It may be tempting for clients to take a deep sigh of relief once their estate plan is signed, notarized and placed in the safe, but that's rarely the end of the process.
Despite saying their estate plan aligns with their values, according to our second annual Private Business Owner Survey, there are many considerations that may require changes to what seemed like finalized plans. Evolving tax laws, changes in family dynamics, and other major life events can come about unexpectedly, making it essential for families to revisit these plans, regardless of how difficult the conversation may be.
As wealth advisors, it is our role to keep lines of communication open so that we can anticipate and help clients navigate issues that may arise over time.

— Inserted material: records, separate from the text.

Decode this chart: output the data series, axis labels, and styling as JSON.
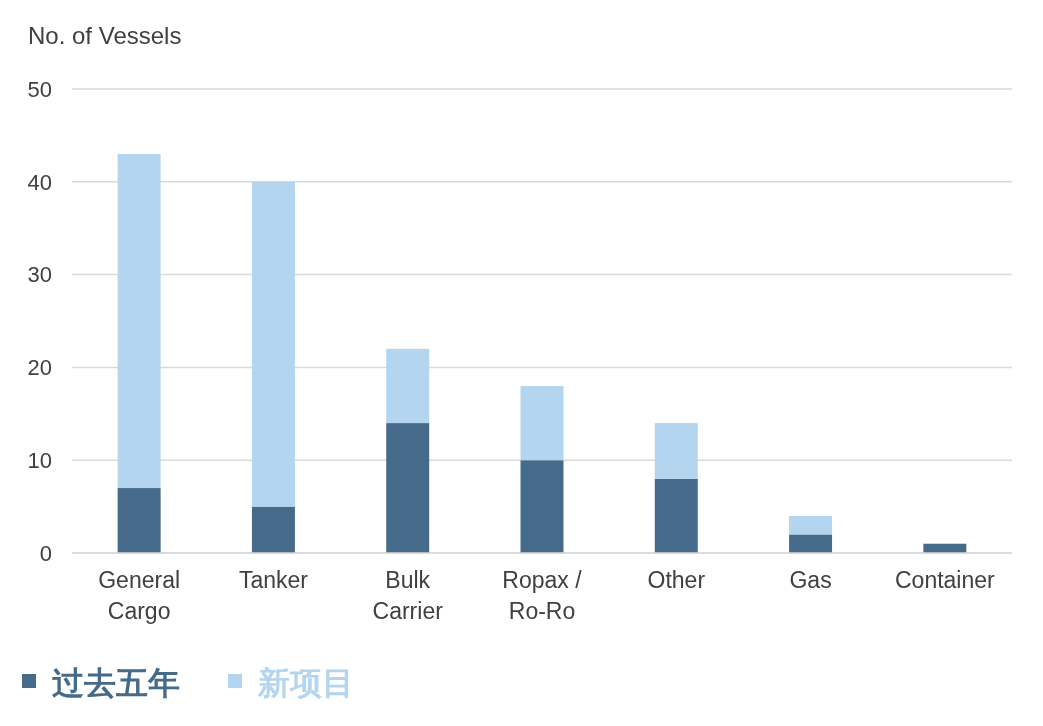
{
  "chart_data": {
    "type": "bar",
    "ylabel": "No. of Vessels",
    "stacked": true,
    "categories": [
      "General Cargo",
      "Tanker",
      "Bulk Carrier",
      "Ropax / Ro-Ro",
      "Other",
      "Gas",
      "Container"
    ],
    "series": [
      {
        "name": "过去五年",
        "color": "#466b8a",
        "values": [
          7,
          5,
          14,
          10,
          8,
          2,
          1
        ]
      },
      {
        "name": "新项目",
        "color": "#b3d5f0",
        "values": [
          36,
          35,
          8,
          8,
          6,
          2,
          0
        ]
      }
    ],
    "ylim": [
      0,
      50
    ],
    "yticks": [
      0,
      10,
      20,
      30,
      40,
      50
    ],
    "grid": "y",
    "legend": "bottom left"
  }
}
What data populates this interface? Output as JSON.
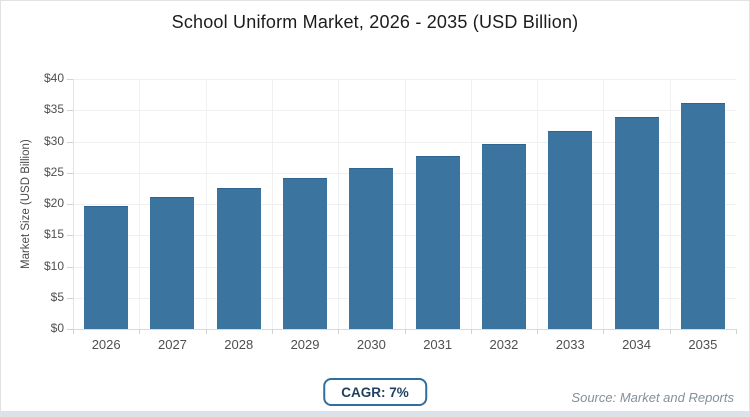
{
  "chart_data": {
    "type": "bar",
    "title": "School Uniform Market, 2026 - 2035 (USD Billion)",
    "ylabel": "Market Size (USD Billion)",
    "xlabel": "",
    "categories": [
      "2026",
      "2027",
      "2028",
      "2029",
      "2030",
      "2031",
      "2032",
      "2033",
      "2034",
      "2035"
    ],
    "values": [
      19.7,
      21.1,
      22.6,
      24.2,
      25.8,
      27.7,
      29.6,
      31.7,
      33.9,
      36.2
    ],
    "ylim": [
      0,
      40
    ],
    "ytick_step": 5,
    "ytick_prefix": "$",
    "grid": true,
    "legend_position": "none",
    "bar_color": "#3b749f"
  },
  "footer": {
    "cagr_label": "CAGR: 7%",
    "source": "Source: Market and Reports"
  },
  "colors": {
    "bar": "#3b749f",
    "bar_border": "#2e6491",
    "gridline": "#f0f0f3",
    "baseline": "#d9d9dc",
    "axis_line": "#e4e4e7",
    "tick": "#d2d2d5",
    "title_text": "#1c1c1c",
    "tick_label": "#4f4f52",
    "badge_border": "#2f6f9f",
    "badge_text": "#1e3f5e",
    "source_text": "#83909a",
    "bottom_strip": "#dbe2e9"
  }
}
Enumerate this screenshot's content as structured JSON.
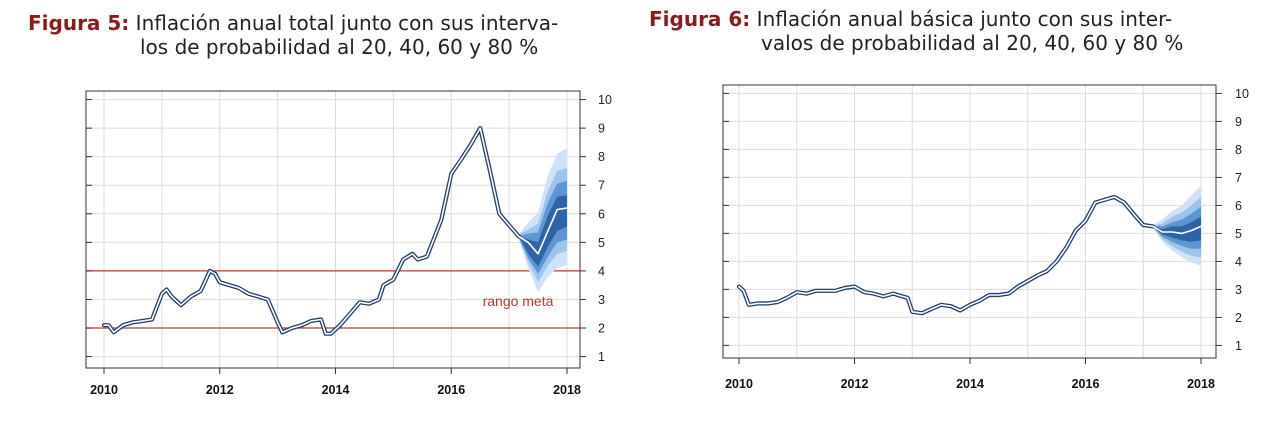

Common pitfalls in estate planning
When it comes to estate planning, advisors can't fix what they don't know. It's incredibly common for clients to forgo sharing certain information that they don't consider to be relevant to their estate plan or financial life.
However, more often than not, life events that appear to be unrelated to finances can have a significant impact on the estate plan. For example, a client may not think to tell their advisor that their friend who is designated as successor trustee in their plan moved to a different state, but that could change the future taxation of that trust.
Alternatively, a client may not think to share that a family member adopted a child, but if that child is a current or future beneficiary of a trust, that trust instrument should be reviewed to confirm the treatment of adopted people to ensure the instrument is aligned with intentions.
While many of these topics may come up over the course of a meeting, it can be helpful to have a mental checklist of things to ask, including changes to individual or family assets, marriages or divorces, the birth of a child or grandchild, the purchase of a new home, or a move to a new state. These conversations will help you gather information needed to provide holistic advice while deepening your relationship with your client.
Building flexibility into estate plans is another key component of their success. Most trust instruments include formulas to calculate certain tax liabilities so that amendments are not required every time there is a change to tax laws.
When making bequests, consider using percentages of the estate instead of fixed dollar amounts, or adjusting fixed dollar amounts for inflation. When preparing an irrevocable trust, it is important to understand which methods of changing the trust are available in that jurisdiction (e.g., decanting) and include any required language in the instrument to keep options open in the future.